Good genes will tell, she told herself, and decided to cancel her spa day. Oversize dark glasses and a head scarf would add a touch of Hollywood mystery when she and Governor Heftshank pressed a button. Hair and nails could wait.
Instead, she would go back to the bank, and snoop in her daughter’s life. Maybe get a hint at what the odd T-shirts are all about; what the heck is a Vagitarian? Mags eats the same food we do; she even helps Rosetta in the kitchen, practicing her high school Spanish.

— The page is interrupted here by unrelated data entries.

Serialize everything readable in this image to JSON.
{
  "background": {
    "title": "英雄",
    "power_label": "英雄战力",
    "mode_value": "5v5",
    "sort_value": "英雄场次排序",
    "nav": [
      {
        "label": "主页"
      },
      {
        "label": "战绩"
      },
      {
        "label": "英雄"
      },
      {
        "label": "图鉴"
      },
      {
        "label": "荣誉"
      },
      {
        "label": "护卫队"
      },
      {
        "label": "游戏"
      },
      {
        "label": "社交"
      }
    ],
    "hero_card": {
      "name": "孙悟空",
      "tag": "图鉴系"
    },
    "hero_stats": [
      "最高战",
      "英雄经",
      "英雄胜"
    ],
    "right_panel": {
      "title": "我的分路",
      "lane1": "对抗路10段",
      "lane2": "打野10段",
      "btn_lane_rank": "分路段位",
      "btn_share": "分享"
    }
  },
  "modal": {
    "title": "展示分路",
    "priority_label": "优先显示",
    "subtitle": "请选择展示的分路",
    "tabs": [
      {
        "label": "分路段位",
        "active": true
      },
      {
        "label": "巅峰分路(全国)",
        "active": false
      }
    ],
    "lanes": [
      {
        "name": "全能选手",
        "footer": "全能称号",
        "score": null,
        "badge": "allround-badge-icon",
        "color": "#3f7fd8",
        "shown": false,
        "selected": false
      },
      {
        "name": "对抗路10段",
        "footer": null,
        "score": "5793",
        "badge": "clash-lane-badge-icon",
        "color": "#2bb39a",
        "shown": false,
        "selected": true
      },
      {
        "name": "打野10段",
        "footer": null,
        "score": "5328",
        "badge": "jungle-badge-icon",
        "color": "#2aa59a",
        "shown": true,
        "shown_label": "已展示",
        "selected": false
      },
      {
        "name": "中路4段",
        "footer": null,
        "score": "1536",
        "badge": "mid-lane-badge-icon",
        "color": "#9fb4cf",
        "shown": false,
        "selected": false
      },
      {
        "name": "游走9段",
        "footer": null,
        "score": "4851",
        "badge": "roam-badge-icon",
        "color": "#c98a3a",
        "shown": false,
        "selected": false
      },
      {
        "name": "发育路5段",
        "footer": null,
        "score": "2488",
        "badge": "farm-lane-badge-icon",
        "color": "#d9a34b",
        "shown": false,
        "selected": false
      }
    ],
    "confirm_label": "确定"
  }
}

Honey turned the shower on, glanced out the window, while she waited for hot water. Spider had his shirt off, and was unscrewing her tire. A man of many talents. Like smoking A-rabs with a SAW. She stepped into the shower.
—o—
Duane turned away from the radar screen, and studied Bugle Boy, wondering if he and LuAnn do split up, would the bloodhound increase his chances on the open market. Them high school girls hangin' at the Taste-e-Freeze sure made a fuss, every time we stopped by. Maybe—
A blast of air rocked the vehicle, and Duane jerked his eyes back to the road in time to see a red streak flash past. The radar screen showed a 78.
“Damn, Buge! That’s either one of them UFOs, or someone’s road testing for the Pocono 500.” He hit the lights, siren and dashboard camera, took off in hot pursuit.
Mac saw flashing lights in the rear view the same instant he heard the siren. Well, that's the end of Harrisburg, he realized, and pulled onto a weedy gravel area in the shadow of an enormous derelict building. It reminded Mac of the relic he was tearing down.
The structure blocked the sun, with its vast walls punctuated with broken windows, sky-scraping conveyors, and rusting coal hoppers.
He realized it must be the famous breaker, and saw a way to get back on the road without a ticket, and with enough time to still make it to the state capitol. He popped open the glove box, searching for the owner’s card.
While the cop was studying the license and registration, Mac wondered which state bureaucracy would most likely be in charge of coal breakers. EPA? Coal dust is a hazard; isn’t that what causes black lung? Maybe he'll try the Office of Mine Safety, if there is such a thing. If they were breaking coal, there must be a mine close by. The cop broke his train of thought.